O assassinato brutal da adolescente Estefane Pereira Soares, de 17 anos, em Cuiabá, gerou uma forte onda de revolta e reacendeu o debate sobre o sistema penal brasileiro. A primeira-dama de Mato Grosso, Virginia Mendes, manifestou-se publicamente nesta quinta-feira (12), classificando o episódio como um dos crimes mais cruéis que já presenciou.
A jovem, que estava desaparecida desde a noite de terça-feira (10), foi encontrada sem vida em uma área de mata no bairro Três Barras. O principal suspeito é o seu próprio irmão, Marcos Pereira Soares, preso em flagrante.
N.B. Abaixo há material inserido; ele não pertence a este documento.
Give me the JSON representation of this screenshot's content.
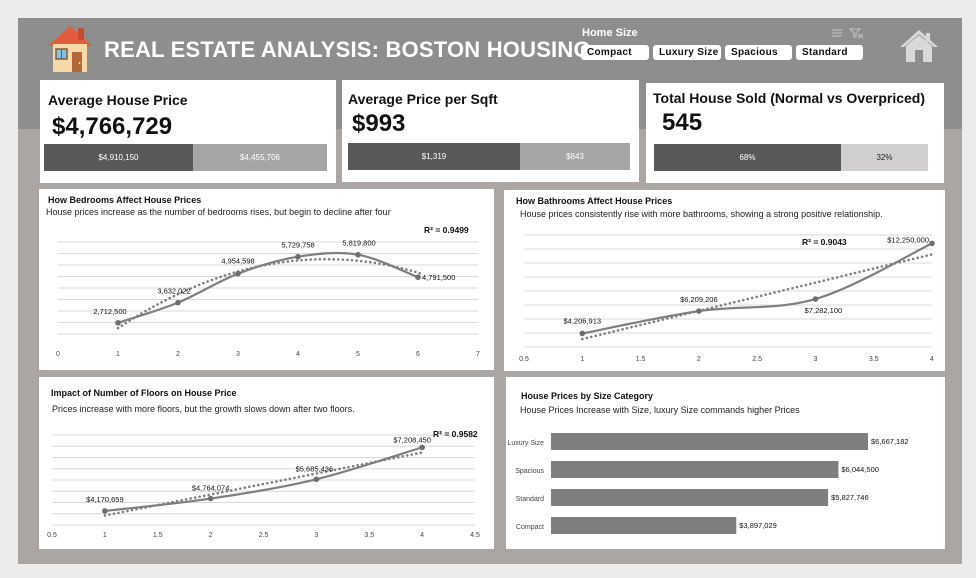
{
  "app": {
    "title": "REAL ESTATE ANALYSIS: BOSTON HOUSING"
  },
  "slicer": {
    "title": "Home Size",
    "options": [
      "Compact",
      "Luxury Size",
      "Spacious",
      "Standard"
    ]
  },
  "kpis": {
    "avg_price": {
      "title": "Average House Price",
      "value": "$4,766,729",
      "seg1": "$4,910,150",
      "seg2": "$4,455,706",
      "seg1_share": 0.53
    },
    "avg_sqft": {
      "title": "Average Price per Sqft",
      "value": "$993",
      "seg1": "$1,319",
      "seg2": "$843",
      "seg1_share": 0.61
    },
    "sold": {
      "title": "Total House Sold (Normal vs Overpriced)",
      "value": "545",
      "seg1": "68%",
      "seg2": "32%",
      "seg1_share": 0.68
    }
  },
  "colors": {
    "dark": "#595959",
    "mid": "#a6a6a6",
    "light": "#d0cece",
    "line": "#7f7f7f",
    "header": "#8e8e8e"
  },
  "chart_data": [
    {
      "type": "line",
      "title": "How Bedrooms Affect House Prices",
      "subtitle": "House prices increase as the number of bedrooms rises, but begin to decline after four",
      "x": [
        1,
        2,
        3,
        4,
        5,
        6
      ],
      "y": [
        2712500,
        3632022,
        4954598,
        5729758,
        5819800,
        4791500
      ],
      "labels": [
        "2,712,500",
        "3,632,022",
        "4,954,598",
        "5,729,758",
        "5,819,800",
        "4,791,500"
      ],
      "trendline": "polynomial",
      "r2_label": "R² = 0.9499",
      "xlim": [
        0,
        7
      ],
      "xticks": [
        "0",
        "1",
        "2",
        "3",
        "4",
        "5",
        "6",
        "7"
      ],
      "grid": true
    },
    {
      "type": "line",
      "title": "How Bathrooms Affect House Prices",
      "subtitle": "House prices consistently rise with more bathrooms, showing a strong positive relationship.",
      "x": [
        1,
        2,
        3,
        4
      ],
      "y": [
        4206913,
        6209206,
        7282100,
        12250000
      ],
      "labels": [
        "$4,206,913",
        "$6,209,206",
        "$7,282,100",
        "$12,250,000"
      ],
      "trendline": "linear",
      "r2_label": "R² = 0.9043",
      "xlim": [
        0.5,
        4
      ],
      "xticks": [
        "0.5",
        "1",
        "1.5",
        "2",
        "2.5",
        "3",
        "3.5",
        "4"
      ],
      "grid": true
    },
    {
      "type": "line",
      "title": "Impact of Number of Floors on House Price",
      "subtitle": "Prices increase with more floors, but the growth slows down after two floors.",
      "x": [
        1,
        2,
        3,
        4
      ],
      "y": [
        4170659,
        4764074,
        5685436,
        7208450
      ],
      "labels": [
        "$4,170,659",
        "$4,764,074",
        "$5,685,436",
        "$7,208,450"
      ],
      "trendline": "linear",
      "r2_label": "R² = 0.9582",
      "xlim": [
        0.5,
        4.5
      ],
      "xticks": [
        "0.5",
        "1",
        "1.5",
        "2",
        "2.5",
        "3",
        "3.5",
        "4",
        "4.5"
      ],
      "grid": true
    },
    {
      "type": "bar",
      "orientation": "horizontal",
      "title": "House Prices by Size Category",
      "subtitle": "House Prices Increase with Size, luxury Size commands higher Prices",
      "categories": [
        "Luxury Size",
        "Spacious",
        "Standard",
        "Compact"
      ],
      "values": [
        6667182,
        6044500,
        5827746,
        3897029
      ],
      "labels": [
        "$6,667,182",
        "$6,044,500",
        "$5,827,746",
        "$3,897,029"
      ]
    }
  ]
}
O caso choca não apenas pelo parentesco, mas pelo histórico criminal do acusado, que já teria tirado a vida de uma tia e de um vizinho em anos anteriores.
“Como alguém assim estava solto?”
A principal crítica de Virginia Mendes recai sobre a legislação que permitiu que um indivíduo com histórico de dois homicídios e violência doméstica estivesse em liberdade. “É impossível não sentir revolta. O que mais choca é saber que o suspeito já tinha histórico de homicídios. Isso precisa ser questionado com muita seriedade”, afirmou a primeira-dama.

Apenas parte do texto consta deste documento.